Most importantly, Master Teachers must agree to instruct at schools determined to be most in need of their services.

“With increased compensation must come increased responsibility and accountability,” said Guthrie. “There’s no lifetime tenure with the Master Teacher program. If a Master Teacher does not continue to meet these stringent criteria, he or she must not continue to be rewarded at the higher compensation level.”

Guthrie estimated that while the program could cost Nevada as much as $200 million a year, it could be funded on a revenue-neutral basis by redirecting spending that currently goes into programs of questionable consequence, such as class-size reduction.

“The evidence is perfectly clear,” he said. “Teacher quality is the most important factor in student achievement. An excellent teacher can add 18 months of learning in a year to a student, while a poor teacher adds only six months.

“In contrast, across-the-board class-size reduction is a waste of limited resources. Even the liberal Center for American Progress notes in The False Promise of Class-Size Reduction that states waste billions of dollars ‘by pursuing across-the-board reductions in class size.’

“Many legislators disregard evidence on class size to the detriment of tens of thousands of Nevada’s students. Disregarding factors that actually increase student achievement is a tragedy that disproportionally harms Nevada’s poorest and most vulnerable students.

“The $200,000-a-year classroom teacher proposal puts the focus and taxpayers’ limited resources into what matters most — high-quality teachers.”

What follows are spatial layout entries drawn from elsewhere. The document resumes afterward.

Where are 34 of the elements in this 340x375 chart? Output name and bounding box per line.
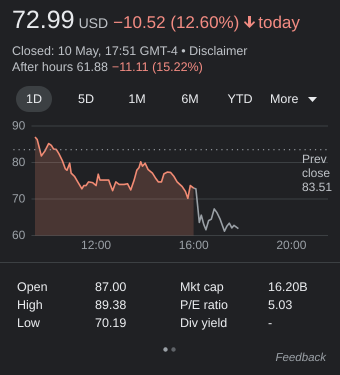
text: High <box>17 298 43 312</box>
text: 89.38 <box>95 298 126 312</box>
ref-line-label: Prev close 83.51 <box>302 152 332 194</box>
text: P/E ratio <box>180 298 228 312</box>
text: Low <box>17 316 40 330</box>
text: −11.11 (15.22%) <box>112 60 203 74</box>
text: Mkt cap <box>180 280 224 294</box>
text: Div yield <box>180 316 228 330</box>
text: 1M <box>127 92 147 106</box>
text: today <box>258 13 300 32</box>
chart-title: 72.99 <box>12 6 75 34</box>
text: USD <box>78 15 108 31</box>
text: After hours 61.88 <box>12 60 108 74</box>
text: −10.52 (12.60%) <box>113 13 240 32</box>
x-tick-label: 16:00 <box>178 238 210 252</box>
text: - <box>268 316 272 330</box>
text: 70.19 <box>95 316 126 330</box>
text: Open <box>17 280 48 294</box>
text: More <box>270 92 298 106</box>
x-tick-label: 12:00 <box>81 238 112 252</box>
chart-subtitle: Closed: 10 May, 17:51 GMT-4 • Disclaimer <box>12 44 248 58</box>
text: 16.20B <box>268 280 308 294</box>
y-tick-label: 60 <box>12 228 26 242</box>
x-tick-label: 20:00 <box>276 238 307 252</box>
text: 5D <box>77 92 95 106</box>
text: 87.00 <box>95 280 126 294</box>
text: 5.03 <box>268 298 292 312</box>
y-tick-label: 80 <box>12 154 26 169</box>
text: YTD <box>226 92 254 106</box>
text: 1D <box>25 92 43 106</box>
y-tick-label: 90 <box>12 118 26 132</box>
text: Feedback <box>275 352 326 364</box>
y-tick-label: 70 <box>12 191 26 206</box>
text: 6M <box>180 92 200 106</box>
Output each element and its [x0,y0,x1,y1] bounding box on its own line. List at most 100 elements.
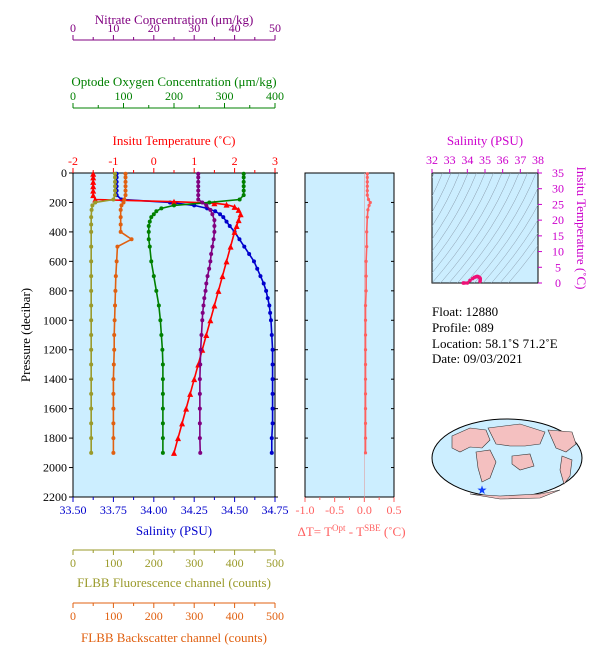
delta-t-plot-area [304,172,395,498]
ts-salinity-tick-label: 33 [444,153,456,167]
oxygen-point [149,215,154,220]
ts-isopycnal [482,204,538,283]
world-map: ★ [431,418,583,500]
oxygen-point [237,197,242,202]
ts-isopycnal [432,173,443,197]
fluorescence-point [113,184,118,189]
backscatter-point [123,184,128,189]
fluorescence-point [89,274,94,279]
delta-t-point [364,259,368,263]
fluorescence-line [90,173,116,453]
nitrate-point [209,252,214,256]
fluorescence-point [89,391,94,396]
fluorescence-point [89,222,94,227]
backscatter-point [111,406,116,411]
salinity-tick-label: 34.75 [262,503,289,517]
salinity-point [265,296,270,301]
ts-isopycnal [432,173,494,274]
temperature-series [90,170,244,456]
salinity-tick-label: 33.75 [100,503,127,517]
temperature-point [237,211,244,218]
salinity-point [251,259,256,264]
fluorescence-point [113,175,118,180]
fluorescence-tick-label: 500 [266,556,284,570]
nitrate-point [197,391,202,396]
backscatter-point [113,303,118,308]
nitrate-point [207,266,212,271]
salinity-point [242,244,247,249]
salinity-point [264,288,269,293]
backscatter-series [111,171,134,455]
backscatter-point [123,175,128,180]
nitrate-point [197,436,202,441]
temperature-point [223,258,230,265]
salinity-point [247,252,252,256]
oxygen-point [241,188,246,193]
backscatter-point [111,377,116,382]
delta-t-point [363,303,368,308]
nitrate-point [196,179,201,184]
map-continent-antarctica [469,489,561,500]
salinity-tick-label: 33.50 [60,503,87,517]
salinity-point [213,209,218,214]
salinity-point [268,310,273,315]
nitrate-point [196,171,201,176]
salinity-point [267,303,272,308]
pressure-tick-label: 1800 [43,431,67,445]
salinity-tick-label: 34.00 [140,503,167,517]
oxygen-point [151,274,156,279]
nitrate-point [196,184,201,189]
temperature-point [90,174,97,181]
delta-t-point [363,333,368,337]
backscatter-axis-title: FLBB Backscatter channel (counts) [81,630,267,645]
nitrate-tick-label: 0 [70,21,76,35]
salinity-axis-title: Salinity (PSU) [136,523,212,538]
oxygen-tick-label: 200 [165,89,183,103]
delta-t-point [365,175,369,180]
ts-point [478,279,482,284]
nitrate-point [205,274,210,279]
pressure-tick-label: 1000 [43,313,67,327]
oxygen-point [160,406,165,411]
nitrate-point [201,303,206,308]
oxygen-point [241,184,246,189]
fluorescence-tick-label: 300 [185,556,203,570]
salinity-point [269,333,274,337]
fluorescence-point [89,377,94,382]
ts-point [465,281,470,285]
ts-isopycnal [508,245,538,283]
map-continents [451,423,577,500]
oxygen-tick-label: 100 [115,89,133,103]
fluorescence-point [89,215,94,220]
temperature-tick-label: 1 [191,154,197,168]
delta-t-point [363,377,368,381]
ts-isopycnal [432,173,486,263]
nitrate-point [198,347,203,352]
ts-point [468,278,472,283]
temperature-point [171,198,177,205]
salinity-point [270,406,275,411]
delta-t-point [365,189,369,193]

NPRI President Andy Matthews praised the study, saying, “The current system of public education isn’t working, and to be transformed, it needs bold ideas like Dr. Guthrie’s call for a $200,000-a-year classroom teacher.

“Unlike Nevada’s current education system, which blindly funds salary increases across the pay scale, this proposal rewards the best, inspires the rest and instills accountability.”